Fâcheries et engouements

Fâcheries et engouements

jeudi 20 octobre 2011

Comprenne qui voudra

Fut un temps où les hommes qui nous gouvernaient ne maniaient pas que la langue de bois. Et faisaient preuve de culture et de profondeur.
En 1969, à la question que lui posait un journaliste au sujet du suicide de Gabrielle Russier, professeur de lettres, condamnée pour détournement de mineur, 
"Comprenne qui voudra - moi mon remord ce fut la victime raisonnable au regard d'enfant perdu, celle qui ressemble aux morts, qui sont morts pour être aimés - c'est de Paul Eluard."

Le poème d'Éluard évoquait un autre contexte. Celui des femmes tondues publiquement après la Libération pour être sorties avec l'ennemi.

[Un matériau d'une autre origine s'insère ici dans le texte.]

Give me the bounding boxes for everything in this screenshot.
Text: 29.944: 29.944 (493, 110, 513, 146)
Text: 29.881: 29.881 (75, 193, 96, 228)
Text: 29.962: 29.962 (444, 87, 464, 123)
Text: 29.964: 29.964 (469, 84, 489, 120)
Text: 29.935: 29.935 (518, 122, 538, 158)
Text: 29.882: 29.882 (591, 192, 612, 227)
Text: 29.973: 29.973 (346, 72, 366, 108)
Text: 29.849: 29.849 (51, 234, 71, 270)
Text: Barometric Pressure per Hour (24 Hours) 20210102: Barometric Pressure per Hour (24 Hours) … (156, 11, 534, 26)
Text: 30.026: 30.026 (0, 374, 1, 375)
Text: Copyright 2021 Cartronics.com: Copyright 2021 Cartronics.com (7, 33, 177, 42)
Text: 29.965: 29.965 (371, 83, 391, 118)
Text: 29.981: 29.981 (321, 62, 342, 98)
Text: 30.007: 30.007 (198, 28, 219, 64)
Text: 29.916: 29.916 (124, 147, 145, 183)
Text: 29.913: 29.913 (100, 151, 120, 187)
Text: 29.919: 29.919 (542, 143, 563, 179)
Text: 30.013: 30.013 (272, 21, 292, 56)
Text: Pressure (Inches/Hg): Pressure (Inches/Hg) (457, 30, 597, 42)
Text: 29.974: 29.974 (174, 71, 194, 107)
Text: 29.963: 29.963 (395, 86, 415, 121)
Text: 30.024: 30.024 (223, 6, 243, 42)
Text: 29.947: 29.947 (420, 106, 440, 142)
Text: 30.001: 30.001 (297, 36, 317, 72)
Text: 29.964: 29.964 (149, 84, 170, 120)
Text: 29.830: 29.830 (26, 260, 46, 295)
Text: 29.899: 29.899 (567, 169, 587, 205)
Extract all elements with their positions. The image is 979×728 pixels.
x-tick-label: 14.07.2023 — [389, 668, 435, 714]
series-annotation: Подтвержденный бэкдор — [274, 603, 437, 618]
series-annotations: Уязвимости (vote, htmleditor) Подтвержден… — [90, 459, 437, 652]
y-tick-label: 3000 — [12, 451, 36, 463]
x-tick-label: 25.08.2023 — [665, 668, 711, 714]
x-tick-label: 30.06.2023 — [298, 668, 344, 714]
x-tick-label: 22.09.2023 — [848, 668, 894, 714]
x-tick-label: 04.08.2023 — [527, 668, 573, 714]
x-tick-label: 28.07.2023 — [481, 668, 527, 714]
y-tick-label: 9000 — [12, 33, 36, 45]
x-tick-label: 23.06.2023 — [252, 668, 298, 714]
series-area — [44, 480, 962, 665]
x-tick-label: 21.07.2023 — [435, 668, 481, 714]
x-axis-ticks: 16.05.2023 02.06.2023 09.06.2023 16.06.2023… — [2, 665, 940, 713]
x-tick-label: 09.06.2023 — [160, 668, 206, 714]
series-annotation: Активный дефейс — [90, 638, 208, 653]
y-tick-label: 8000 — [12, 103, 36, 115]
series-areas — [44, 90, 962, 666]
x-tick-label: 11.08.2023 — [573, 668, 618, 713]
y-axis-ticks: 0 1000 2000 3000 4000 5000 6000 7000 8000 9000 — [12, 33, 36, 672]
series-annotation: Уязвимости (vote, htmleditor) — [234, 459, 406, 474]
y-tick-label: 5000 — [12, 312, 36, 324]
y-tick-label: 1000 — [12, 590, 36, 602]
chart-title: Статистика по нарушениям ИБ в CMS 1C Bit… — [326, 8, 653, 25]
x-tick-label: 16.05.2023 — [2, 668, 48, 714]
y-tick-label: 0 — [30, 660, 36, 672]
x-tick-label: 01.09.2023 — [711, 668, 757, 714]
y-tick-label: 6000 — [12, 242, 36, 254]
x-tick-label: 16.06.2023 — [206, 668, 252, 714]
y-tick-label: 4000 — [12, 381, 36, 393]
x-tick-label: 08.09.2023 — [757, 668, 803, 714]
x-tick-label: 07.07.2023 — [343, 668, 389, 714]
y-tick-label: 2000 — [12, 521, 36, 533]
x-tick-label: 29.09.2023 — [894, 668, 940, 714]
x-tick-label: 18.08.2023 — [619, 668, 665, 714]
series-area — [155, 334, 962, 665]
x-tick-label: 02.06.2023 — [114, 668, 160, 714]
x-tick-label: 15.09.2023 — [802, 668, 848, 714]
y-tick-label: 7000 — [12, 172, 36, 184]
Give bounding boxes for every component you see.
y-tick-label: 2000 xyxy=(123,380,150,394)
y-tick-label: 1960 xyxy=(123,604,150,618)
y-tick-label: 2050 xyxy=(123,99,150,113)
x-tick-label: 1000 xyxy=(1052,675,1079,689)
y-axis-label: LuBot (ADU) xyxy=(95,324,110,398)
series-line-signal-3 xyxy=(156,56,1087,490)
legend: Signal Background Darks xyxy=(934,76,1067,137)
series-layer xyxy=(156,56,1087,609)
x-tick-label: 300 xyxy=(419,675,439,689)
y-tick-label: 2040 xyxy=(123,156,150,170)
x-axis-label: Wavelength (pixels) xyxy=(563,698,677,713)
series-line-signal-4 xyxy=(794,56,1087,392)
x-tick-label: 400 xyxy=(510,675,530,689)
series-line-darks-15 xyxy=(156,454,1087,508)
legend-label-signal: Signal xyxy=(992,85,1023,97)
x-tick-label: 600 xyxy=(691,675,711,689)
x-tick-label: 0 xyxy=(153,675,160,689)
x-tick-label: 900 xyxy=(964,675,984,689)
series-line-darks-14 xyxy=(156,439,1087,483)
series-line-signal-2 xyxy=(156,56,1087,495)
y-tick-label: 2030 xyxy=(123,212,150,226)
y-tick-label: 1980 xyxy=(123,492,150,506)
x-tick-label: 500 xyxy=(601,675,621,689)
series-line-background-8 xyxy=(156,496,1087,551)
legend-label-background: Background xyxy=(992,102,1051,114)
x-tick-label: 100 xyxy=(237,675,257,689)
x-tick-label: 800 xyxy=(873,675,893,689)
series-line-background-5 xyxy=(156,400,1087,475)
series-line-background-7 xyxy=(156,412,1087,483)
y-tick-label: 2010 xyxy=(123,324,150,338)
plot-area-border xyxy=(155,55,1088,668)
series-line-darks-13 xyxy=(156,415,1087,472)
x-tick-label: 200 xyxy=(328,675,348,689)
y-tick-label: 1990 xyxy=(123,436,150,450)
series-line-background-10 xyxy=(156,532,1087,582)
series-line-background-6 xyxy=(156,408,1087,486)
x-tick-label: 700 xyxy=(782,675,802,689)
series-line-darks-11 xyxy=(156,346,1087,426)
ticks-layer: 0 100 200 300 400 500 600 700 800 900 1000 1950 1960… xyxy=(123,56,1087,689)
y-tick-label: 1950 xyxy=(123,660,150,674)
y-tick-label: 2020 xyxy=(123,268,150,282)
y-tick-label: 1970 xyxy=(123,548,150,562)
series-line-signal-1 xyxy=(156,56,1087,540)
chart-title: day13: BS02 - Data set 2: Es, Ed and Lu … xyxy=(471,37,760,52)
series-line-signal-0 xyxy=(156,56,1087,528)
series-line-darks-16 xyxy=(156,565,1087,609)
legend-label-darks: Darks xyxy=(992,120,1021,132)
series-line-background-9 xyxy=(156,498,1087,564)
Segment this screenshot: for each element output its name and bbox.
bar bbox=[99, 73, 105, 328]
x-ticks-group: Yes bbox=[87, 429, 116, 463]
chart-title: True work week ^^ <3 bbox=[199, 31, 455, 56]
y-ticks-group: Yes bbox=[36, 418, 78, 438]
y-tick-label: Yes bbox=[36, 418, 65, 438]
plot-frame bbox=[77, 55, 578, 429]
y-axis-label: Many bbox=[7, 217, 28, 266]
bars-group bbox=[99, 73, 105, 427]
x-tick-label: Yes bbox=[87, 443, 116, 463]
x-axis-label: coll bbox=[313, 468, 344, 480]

En ce temps-là, pour ne pas châtier les coupables, on maltraitait des filles. 
On allait même jusqu'à les tondre.

Comprenne qui voudra
Moi mon remords ce fut
La malheureuse qui resta
Sur le pavé
La victime raisonnable
À la robe déchirée
Au regard d'enfant perdue
Découronnée défigurée
Celle qui ressemble aux morts
Qui sont morts pour être aimés
Une fille faite pour un bouquet
Et couverte
Du noir crachat des ténèbres
Une fille galante
Comme une aurore de premier mai
La plus aimable bête
Souillée et qui n'a pas compris
Qu'elle est souillée
Une bête prise au piège
Des amateurs de beauté
Et ma mère la femme
Voudrait bien dorloter
Cette image idéale
De son malheur sur terre.

Texte initialement publié in Les Lettres françaises du 2 décembre 1944, avec ce commentaire : « Réaction de colère. Je revois, devant la boutique d’un coiffeur de la rue de Grenelle, une magnifique chevelure féminine gisant sur le pavé. Je revois des idiotes lamentables tremblant de peur sous les rires de la foule. Elles n’avaient pas vendu la France, et elles n’avaient souvent rien vendu du tout. Elles ne firent, en tous cas, de morale à personne. Tandis que les bandits à face d’apôtre, les Pétain, Laval, Darnand, Déat, Doriot, Luchaire, etc. sont partis. Certains même, connaissant leur puissance, restent tranquillement chez eux, dans l’espoir de recommencer demain. »

Dans les deux cas, des femmes qui ont payé cher, pour la relation entretenue, l'une avec un mineur, les autres avec l'ennemi, en butte aux réactions de l'Institution ou de l'opinion publique, promptes à trouver un(e) coupable facile, alors que d'autres couraient en toute impunité.

Pompidou réfléchit longuement, il pèse ses mots (avez-vous "vu" les silences ?), il ne tranche pas de façon péremptoire. Sans nier la "faute", il semble accorder des circonstances atténuantes, conscient que la pression exercée est trop grande et que les responsables ne sont pas seulement là, chez cette enseignante emportée par la passion.

On  voit ça dans ces situations où la personne incriminée est "punie" pour l'acte commis - ce qui est juste -, mais elle porte aussi le chapeau pour le reste : le ras-le-bol de certains d'une situation difficile à vivre, la "vox populi" qui cherche un bouc-émissaire, les lourdeurs des appareils qui ne peuvent tout remettre en question...

Merci à l'ami qui m'a soufflé cette phrase et tout ce qui s'ensuit.


1 commentaire:

  1. Ce poème est touchant et il montre l'humiliation que les femmes tondues on subient pour peu. D'autre part, c'est de la poésie engagée, donc Paul Eluard a pris des riques en écrivant ce poème de la résistance.